Eleven people died in the April 20 explosion which, according to BP's investigation, came after five hours of warning signs that something was wrong.
The failure of the rig's blowout preventers raise questions about whether the safety devices would work on other Gulf rigs.
The Washington Post reported that the federal agency responsible for regulating offshore drilling has repeatedly ignored warnings from government scientists about environmental risks in order to quickly approve permits. This is the same agency whose ethics-challenged employees became notorious for exchanging sex, drugs and gifts with members of the industries they were supposed to police.
While nothing quite that sensational has come to light in the coalfields, there have been repeated examples, from the Martin County slurry spill to underground mining disasters, of government agencies enabling the industry to take dangerous shortcuts. Not to mention the abdication of responsibility by state and federal agencies that enabled the destruction of hundreds of miles of streams and the wholesale leveling of mountains in the absence of legitimate plans for post-mining land use.
The people of the Appalachian Mountains and Louisiana bayous have a lot more in common than fiddle tunes and distinctive accents.
More than most, they are called on to sacrifice to satisfy this nation's appetite for fossil fuels. And more than most, they are economically dependent on energy production.

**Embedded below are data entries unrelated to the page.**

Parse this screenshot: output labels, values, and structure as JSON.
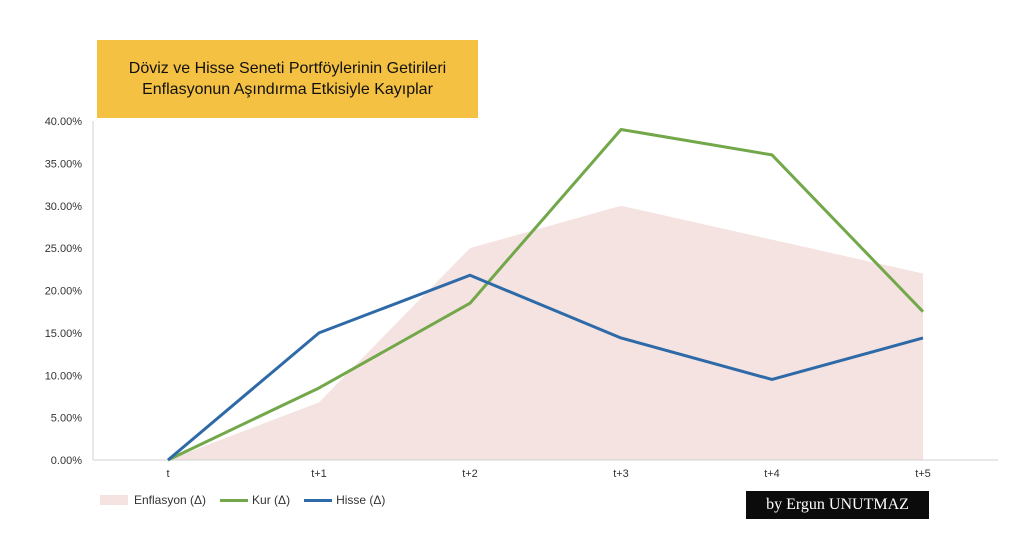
{
  "title": {
    "line1": "Döviz ve Hisse Seneti Portföylerinin Getirileri",
    "line2": "Enflasyonun Aşındırma Etkisiyle Kayıplar"
  },
  "credit": "by Ergun UNUTMAZ",
  "chart_data": {
    "type": "line",
    "categories": [
      "t",
      "t+1",
      "t+2",
      "t+3",
      "t+4",
      "t+5"
    ],
    "yticks": [
      "0.00%",
      "5.00%",
      "10.00%",
      "15.00%",
      "20.00%",
      "25.00%",
      "30.00%",
      "35.00%",
      "40.00%"
    ],
    "ylim": [
      0,
      40
    ],
    "grid": false,
    "legend_position": "bottom-left",
    "series": [
      {
        "name": "Enflasyon  (Δ)",
        "kind": "area",
        "color": "#f4e3e1",
        "values": [
          0,
          6.8,
          25.0,
          30.0,
          26.0,
          22.0
        ]
      },
      {
        "name": "Kur (Δ)",
        "kind": "line",
        "color": "#72a84a",
        "values": [
          0,
          8.5,
          18.5,
          39.0,
          36.0,
          17.5
        ]
      },
      {
        "name": "Hisse (Δ)",
        "kind": "line",
        "color": "#2f6aa8",
        "values": [
          0,
          15.0,
          21.8,
          14.4,
          9.5,
          14.4
        ]
      }
    ]
  }
}
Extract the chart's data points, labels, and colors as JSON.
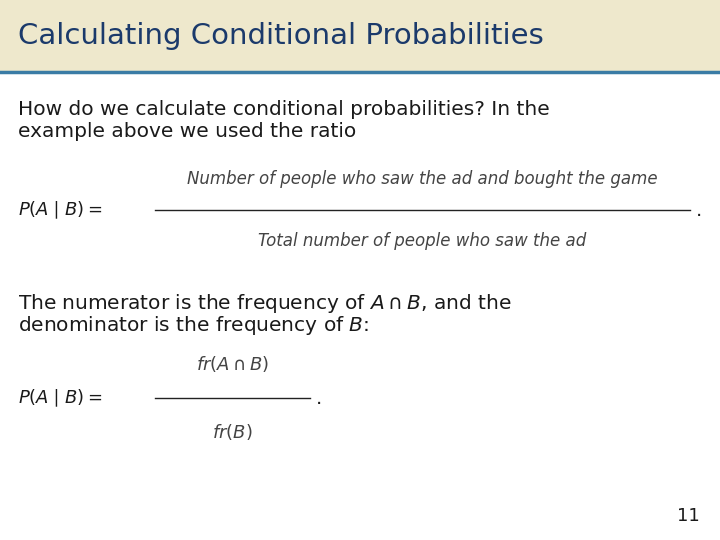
{
  "title": "Calculating Conditional Probabilities",
  "title_color": "#1B3A6B",
  "title_bg_color": "#EEE8CC",
  "title_border_color": "#3A7CA5",
  "body_bg_color": "#FFFFFF",
  "text1_line1": "How do we calculate conditional probabilities? In the",
  "text1_line2": "example above we used the ratio",
  "text2_line1": "The numerator is the frequency of $A \\cap B$, and the",
  "text2_line2": "denominator is the frequency of $B$:",
  "formula1_num": "Number of people who saw the ad and bought the game",
  "formula1_den": "Total number of people who saw the ad",
  "page_number": "11",
  "text_color": "#1A1A1A",
  "formula_color": "#444444",
  "title_fontsize": 21,
  "body_fontsize": 14.5,
  "formula_text_fontsize": 12
}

Something else that the regions have in common: The easily accessible reserves of oil and coal have been depleted. One reason the BP well has been so hard to plug is because it's a mile underwater and reaches five miles beneath the ocean's floor.
Extracting what remains of this country's coal and oil will require ever greater risks to human life and the environment.
Add that to all the other reasons for aggressively promoting conservation and renewable energy.